L'ANGLAISE ET LE DUC (Die Lady und der Herzog, Eric Rohmer, F 2001, 16. & 25.10.) "Ich bin der Überzeugung, dass der Einsatz eines extrem sichtbaren Kunstgriffs Wahrhaftigkeit verleiht." (E.R.) Zahlreiche großformatige gemalte Hintergrundszenerien – Pariser Straßenszenen, Gassenansichten, Schlossplätze und Landschaftspanoramen – bilden den kunstvoll in seiner Künstlichkeit zur Schau gestellten Hintergrund des sich im Vordergrund abspielenden "Revolutionsdramas" um die schottische Kurtisane Grace Elliot, deren Loyalität zum französischen König und tiefe Freundschaft zu einem revolutionären Herzog sie in das Räderwerk der Französischen Revolution geraten lassen. Ein trotz aller Üppigkeit der Dekors zurückhaltender und dabei äußerst faszinierender Geschichtsentwurf.

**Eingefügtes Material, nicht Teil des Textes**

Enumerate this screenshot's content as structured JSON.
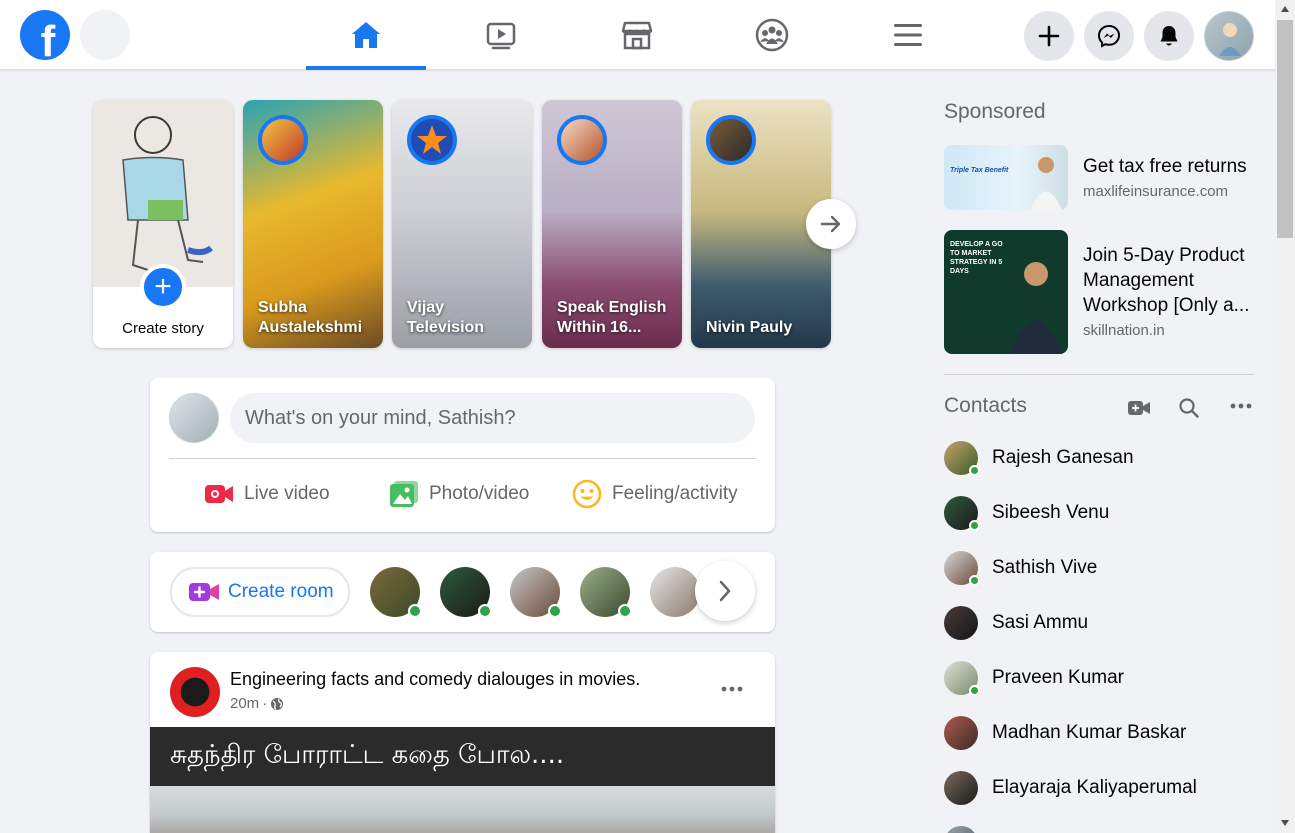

LUNCH BREAK (Sharon Lockhart, USA 2008, 19. & 25.10.) 42 Arbeiter in der historischen Schiffswerft Bath Iron Works in Maine während ihrer Mittagspause, einem kurzen Atemholen im betrieblichen Arbeitsprozess. Schauplatz ist ein Korridor, der sich nahezu über die ganze Schiffswerft erstreckt. Der mit Spinden gesäumte Gang scheint nicht nur ein Knotenpunkt für betriebliche Abläufe zu sein, sondern auch als sozialer Treffpunkt zu dienen. Hier kommen die Arbeiter zusammen, essen, lesen, reden, schlafen. Langsam, in extremer Zeitlupe bewegt sich die Kamera den Gang entlang und ermöglicht das genaue Beobachten der Protagonisten sowie ein Nachdenken über Repräsentationsstrategien von Arbeitsprozessen.
THE THIEF OF BAGDAD (Berger, Powell, Whelan, Korda, Menzies, GB/USA 1940, 21. & 30.10.) Ein Film der Schauwerte, opulenten Ausstattungen, bilderbuchbunten Farben und der Oscar-prämierten Spezialeffekte: darunter ein sich riesig aufbäumender Flaschen-Geist, ein fliegender Teppich und ein durch die Luft galoppierendes Pferd samt Reiter. Im Bereich der visuellen Effekte wurde kein Aufwand gescheut und nebenbei auch das Travelling-Matte-Verfahren perfektioniert, bei dem mit "Wandermasken" Bildteile kaschiert werden, um später andere Bildteile einzumontieren. Auch die Regie-Riege von fünf (!) Regisseuren vermittelt einen Eindruck vom Produktionsumfang bzw. den Fliehkräften des Großprojekts um einen rechtmäßigen Kalifen, der von seinem Großwesir verraten, verhaftet und geblendet wird, seine geliebte Prinzessin aber schließlich dennoch mithilfe eines jungen Diebes und einer Kaskade von Wundern, Tricks und Fügungen in die Arme schließen kann.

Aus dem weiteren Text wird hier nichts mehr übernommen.